UN urges Somali leaders to abide by electoral deal


UN urges Somali leaders to abide by electoral deal

MOGADISHU, Somalia – The United Nations on Monday urged Somali leaders to stick to their agreement on a new electoral calendar after repeated delays sparked a perilous political crisis.

Under an agreement announced on Sunday evening after talks between Prime Minister Mohamed Hussein Roble and heads of state, parliamentary elections that should have ended last year are now expected to be concluded by February 25.

The electoral stalemate sparked a bitter power struggle between Roble and President Mohamed Abdullahi Mohamed, better known as Farmajo, which threatened the stability of the fragile Horn of Africa nation.

The UN mission in Somalia said on Twitter it was “satisfied” with the consensus reached during the meetings of the National Advisory Council.

But he added: “The priority now is to implement these decisions to achieve a credible and widely accepted result by the new deadline.
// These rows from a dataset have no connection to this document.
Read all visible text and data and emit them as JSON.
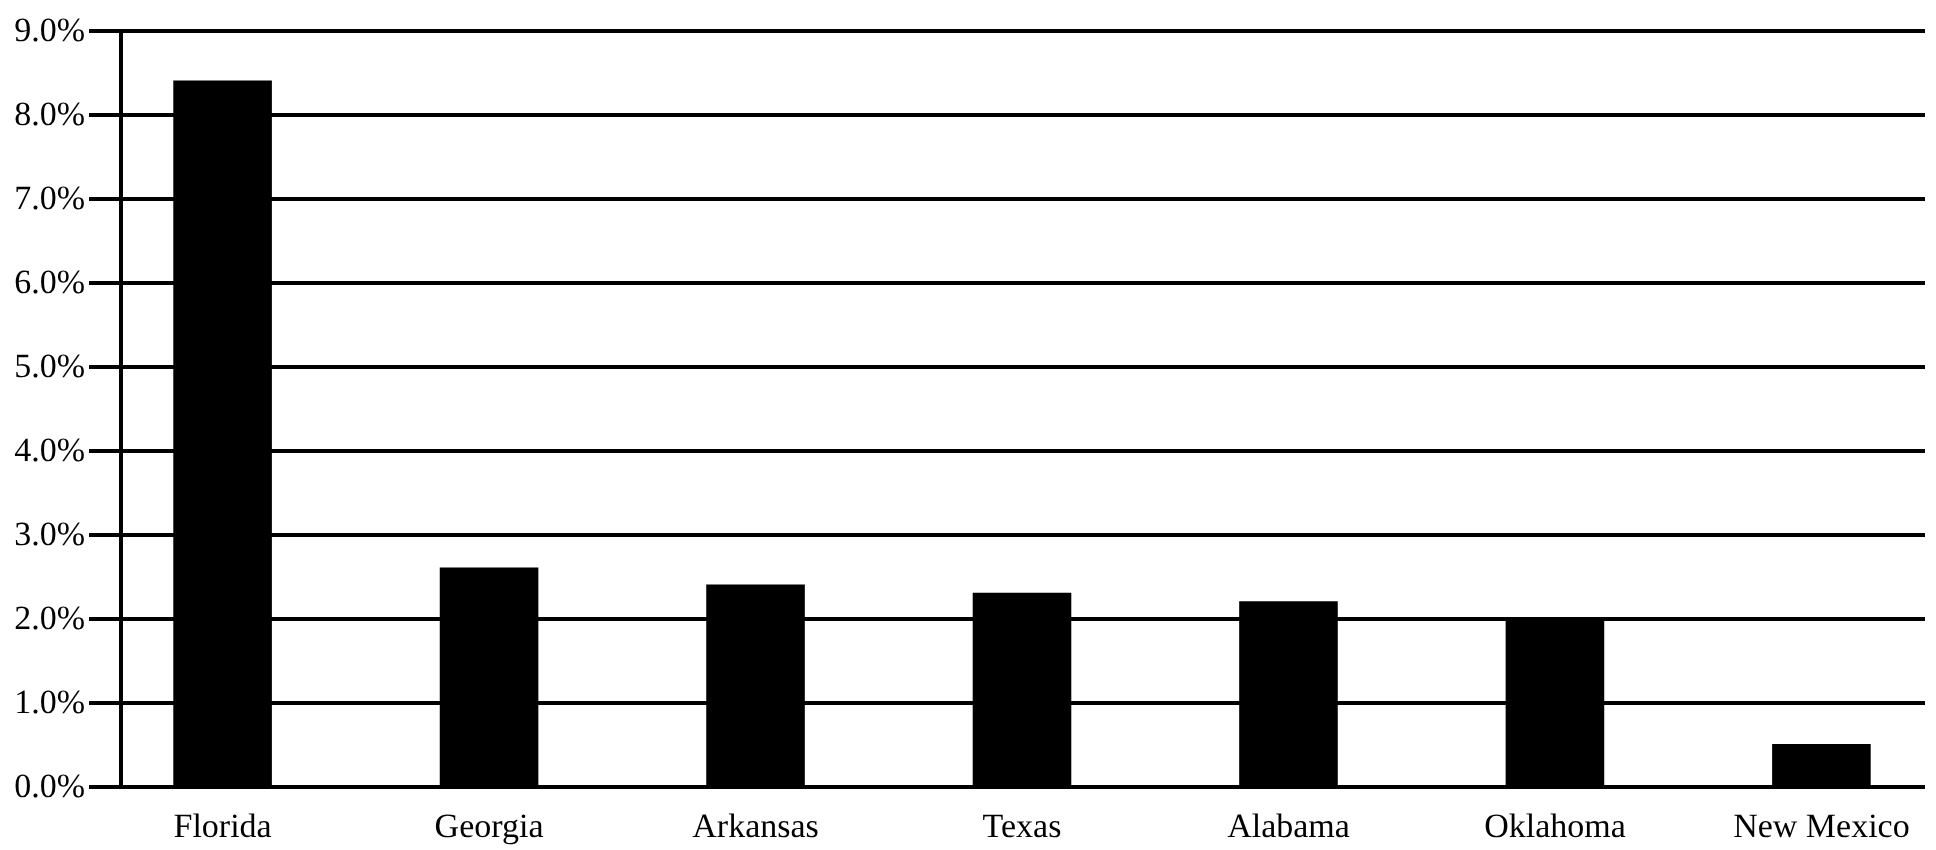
{
  "chart_data": {
    "type": "bar",
    "categories": [
      "Florida",
      "Georgia",
      "Arkansas",
      "Texas",
      "Alabama",
      "Oklahoma",
      "New Mexico"
    ],
    "values": [
      8.4,
      2.6,
      2.4,
      2.3,
      2.2,
      2.0,
      0.5
    ],
    "color": "#000000",
    "ylim": [
      0,
      9
    ],
    "yticks": [
      {
        "value": 0,
        "label": "0.0%"
      },
      {
        "value": 1,
        "label": "1.0%"
      },
      {
        "value": 2,
        "label": "2.0%"
      },
      {
        "value": 3,
        "label": "3.0%"
      },
      {
        "value": 4,
        "label": "4.0%"
      },
      {
        "value": 5,
        "label": "5.0%"
      },
      {
        "value": 6,
        "label": "6.0%"
      },
      {
        "value": 7,
        "label": "7.0%"
      },
      {
        "value": 8,
        "label": "8.0%"
      },
      {
        "value": 9,
        "label": "9.0%"
      }
    ],
    "grid": "y"
  }
}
“The UN encourages Somali political leaders to continue in a spirit of cooperation, to avoid provocations that risk new tensions or conflicts and to remain focused on the swift establishment of a credible electoral process for the benefit of all Somalis . “

The international community had expressed fears that election delays and the Roble-Farmajo feud could push the country deeper into crisis as it continues to fight a deadly insurgency by al-Shabaab jihadists.

Somalia is also in the grip of a severe drought which the United Nations says has left one in four people facing acute hunger.

Farmajo’s four-year term expired in February last year, but was controversially extended by parliament the following April, sparking deadly shootings in the streets of Mogadishu.

Roble then negotiated a new electoral schedule, but in the months that followed the couple’s bitter rivalry once again derailed the process.

In the latest feud, Farmajo suspended Roble, but the prime minister defied the order, accusing the president of violating the constitution and of “attempted coup”.

The country’s elections follow a complex indirect pattern. Nearly 30,000 clan delegates are responsible for choosing 275 deputies for the lower house while state legislatures elect senators for the upper house, a process that is now complete.

Once the election of the lower house is over, the two assemblies vote for the next president.